SMK (regular graphs for Most-Hid coming soon)
Not much news here this month. SaS shows staying power at around 3%, and KSS recovered this month to its traditional 3% levels as well (though it has not been there for awhile). Below, around 2% stands SF (recovering slightly from a major drop the previous month) and at at the flatline level are OKS, KDS, ANO and Liga (which didn’t get a single person to mention it’s name this month even though it’s on the list). Between them are two more: HZD (slightly higher than expected–it’s been flatlining) and the Greens (somewhat lower than expected–last month it even beat KSS).
What it all means? The Coalition Partner Game
It’s still Smer’s ballgame, but coalition politics could become extremely interesting if Smer does end up at around 35% and HZDS or SNS fall below 5%. It is dangerous to trust what parties say about potential coalition partners, but as of now, SDKU and KDH appear to have ruled out coalition with Smer (Dzurinda is right, I think, to note that such a coalition would severely hurt his party, and he doesn’t have the organization or track record to ride it out the way ODS and CSSD did with their opposition agreement in the Czech Republic). But if this option truly is gone, then there are few other combinations that can make 50%. If the existing coalition can’t muster 50% because one party drops off, then Fico would need to find alternatives, but (even though I generally do not rule things out) there will be no coalition containing both SNS and either SMK or Most-Hid, and SaS, the only other party that looks now to have a chance, has promised up one side and down the other that it will not join forces with Smer. So Smer’s only real chance is probably SNS+HZDS or so many votes for parties that fall below the threshold that it can with SNS or HZDS form a bare majority government.

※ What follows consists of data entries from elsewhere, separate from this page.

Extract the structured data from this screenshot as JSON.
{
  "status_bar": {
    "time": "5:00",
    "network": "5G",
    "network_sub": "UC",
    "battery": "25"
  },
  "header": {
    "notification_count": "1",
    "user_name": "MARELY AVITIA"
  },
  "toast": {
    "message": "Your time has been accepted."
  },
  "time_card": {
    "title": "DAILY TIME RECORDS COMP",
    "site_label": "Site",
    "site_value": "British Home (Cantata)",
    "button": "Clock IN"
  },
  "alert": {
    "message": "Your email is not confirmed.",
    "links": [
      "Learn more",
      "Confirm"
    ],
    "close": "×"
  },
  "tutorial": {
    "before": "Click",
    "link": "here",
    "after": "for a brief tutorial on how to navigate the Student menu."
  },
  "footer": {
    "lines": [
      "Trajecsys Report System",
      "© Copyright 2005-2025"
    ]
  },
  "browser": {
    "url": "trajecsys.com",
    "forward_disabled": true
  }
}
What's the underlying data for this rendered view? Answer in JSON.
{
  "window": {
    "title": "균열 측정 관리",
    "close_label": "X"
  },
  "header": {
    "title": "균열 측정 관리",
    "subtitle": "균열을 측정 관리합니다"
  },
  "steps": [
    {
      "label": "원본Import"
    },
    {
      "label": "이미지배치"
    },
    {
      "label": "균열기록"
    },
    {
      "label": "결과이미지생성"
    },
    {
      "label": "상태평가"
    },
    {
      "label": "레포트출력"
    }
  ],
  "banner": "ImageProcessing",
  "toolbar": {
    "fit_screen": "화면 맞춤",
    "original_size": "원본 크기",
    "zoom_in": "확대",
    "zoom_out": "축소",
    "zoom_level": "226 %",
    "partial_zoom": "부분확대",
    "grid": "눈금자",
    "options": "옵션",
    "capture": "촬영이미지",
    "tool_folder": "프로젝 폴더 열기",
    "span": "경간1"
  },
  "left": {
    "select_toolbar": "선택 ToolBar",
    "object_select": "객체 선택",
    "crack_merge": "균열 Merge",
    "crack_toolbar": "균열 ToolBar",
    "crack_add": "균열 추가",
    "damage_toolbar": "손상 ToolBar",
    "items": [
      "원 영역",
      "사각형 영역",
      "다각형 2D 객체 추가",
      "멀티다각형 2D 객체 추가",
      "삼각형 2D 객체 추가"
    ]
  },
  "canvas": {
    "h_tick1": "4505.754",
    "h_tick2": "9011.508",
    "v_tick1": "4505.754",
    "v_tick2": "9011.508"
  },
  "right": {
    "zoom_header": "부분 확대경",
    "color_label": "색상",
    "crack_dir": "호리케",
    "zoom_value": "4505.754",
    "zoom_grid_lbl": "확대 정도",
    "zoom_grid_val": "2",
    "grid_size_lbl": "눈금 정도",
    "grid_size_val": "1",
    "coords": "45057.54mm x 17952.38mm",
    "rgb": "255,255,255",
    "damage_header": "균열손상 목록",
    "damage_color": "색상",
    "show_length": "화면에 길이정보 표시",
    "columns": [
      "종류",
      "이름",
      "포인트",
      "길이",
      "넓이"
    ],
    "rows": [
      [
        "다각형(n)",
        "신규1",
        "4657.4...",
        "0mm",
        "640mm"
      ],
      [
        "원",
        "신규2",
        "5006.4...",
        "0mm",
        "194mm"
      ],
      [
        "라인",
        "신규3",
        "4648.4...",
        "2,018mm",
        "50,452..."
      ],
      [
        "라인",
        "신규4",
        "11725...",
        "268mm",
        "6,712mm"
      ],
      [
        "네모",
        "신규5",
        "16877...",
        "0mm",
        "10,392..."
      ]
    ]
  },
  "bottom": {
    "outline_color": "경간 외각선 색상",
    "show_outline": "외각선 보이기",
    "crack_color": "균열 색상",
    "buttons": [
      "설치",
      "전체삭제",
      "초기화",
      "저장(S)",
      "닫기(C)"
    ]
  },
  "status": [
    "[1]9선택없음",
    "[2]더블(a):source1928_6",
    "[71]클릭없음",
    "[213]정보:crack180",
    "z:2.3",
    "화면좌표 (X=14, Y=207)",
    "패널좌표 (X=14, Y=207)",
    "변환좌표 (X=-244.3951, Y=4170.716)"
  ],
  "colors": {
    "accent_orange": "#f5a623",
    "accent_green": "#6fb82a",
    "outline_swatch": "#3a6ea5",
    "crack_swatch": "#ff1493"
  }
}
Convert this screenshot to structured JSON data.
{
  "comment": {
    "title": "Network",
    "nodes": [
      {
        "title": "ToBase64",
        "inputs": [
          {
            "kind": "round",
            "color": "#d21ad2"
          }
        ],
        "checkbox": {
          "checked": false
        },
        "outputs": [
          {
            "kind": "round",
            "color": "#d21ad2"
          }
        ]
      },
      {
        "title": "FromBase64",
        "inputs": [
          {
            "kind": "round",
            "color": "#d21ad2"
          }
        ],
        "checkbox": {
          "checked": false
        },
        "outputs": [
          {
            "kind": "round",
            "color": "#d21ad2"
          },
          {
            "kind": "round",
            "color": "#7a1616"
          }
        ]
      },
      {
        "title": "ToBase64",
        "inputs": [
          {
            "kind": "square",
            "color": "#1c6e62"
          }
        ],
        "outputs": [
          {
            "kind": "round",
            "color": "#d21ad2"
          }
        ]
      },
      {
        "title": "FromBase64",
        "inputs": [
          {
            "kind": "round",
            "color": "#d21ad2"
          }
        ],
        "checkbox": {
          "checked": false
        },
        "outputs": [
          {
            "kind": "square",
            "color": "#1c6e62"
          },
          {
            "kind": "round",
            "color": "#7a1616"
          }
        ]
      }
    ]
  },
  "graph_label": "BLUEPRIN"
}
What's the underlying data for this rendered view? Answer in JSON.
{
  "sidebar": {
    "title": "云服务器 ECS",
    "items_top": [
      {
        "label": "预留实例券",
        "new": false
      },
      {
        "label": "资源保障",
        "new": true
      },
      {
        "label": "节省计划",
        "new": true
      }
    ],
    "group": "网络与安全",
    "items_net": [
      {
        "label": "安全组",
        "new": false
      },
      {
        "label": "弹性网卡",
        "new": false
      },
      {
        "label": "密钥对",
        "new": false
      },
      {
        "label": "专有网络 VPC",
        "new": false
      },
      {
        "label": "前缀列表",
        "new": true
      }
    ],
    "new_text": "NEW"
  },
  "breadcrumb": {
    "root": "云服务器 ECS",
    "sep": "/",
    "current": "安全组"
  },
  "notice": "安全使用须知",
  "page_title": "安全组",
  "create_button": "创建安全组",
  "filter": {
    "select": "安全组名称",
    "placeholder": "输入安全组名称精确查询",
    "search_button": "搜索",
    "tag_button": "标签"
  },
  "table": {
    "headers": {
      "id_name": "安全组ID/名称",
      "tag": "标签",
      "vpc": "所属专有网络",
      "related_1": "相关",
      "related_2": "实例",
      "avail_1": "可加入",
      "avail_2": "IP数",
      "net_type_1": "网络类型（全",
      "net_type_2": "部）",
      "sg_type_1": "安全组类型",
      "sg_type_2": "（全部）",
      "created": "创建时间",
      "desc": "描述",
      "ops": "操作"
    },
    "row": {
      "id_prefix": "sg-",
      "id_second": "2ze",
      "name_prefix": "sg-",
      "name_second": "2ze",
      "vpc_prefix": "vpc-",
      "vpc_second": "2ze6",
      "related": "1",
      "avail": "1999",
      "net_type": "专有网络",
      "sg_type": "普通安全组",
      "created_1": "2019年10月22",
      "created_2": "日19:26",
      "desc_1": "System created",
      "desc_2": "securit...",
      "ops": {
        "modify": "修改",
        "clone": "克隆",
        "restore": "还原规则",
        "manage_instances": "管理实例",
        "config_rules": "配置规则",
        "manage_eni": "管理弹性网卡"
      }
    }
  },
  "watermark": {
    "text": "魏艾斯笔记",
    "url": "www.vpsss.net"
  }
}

At the same time, there’s not much hope for a government of the current opposition parties. Even with SDKU and KDH and SMK and Most-Hid and SaS, there’s nothing like a majority. It might be possible to create one by adding HZDS to this but even that’s unlikely and HZDS is the party in greatest danger of falling short. In 10 short years, HZDS has gone from a huge and polarizing force in Slovakia’s politics to a tiny but necessary coalition partners. The more things stay the same, the more they change.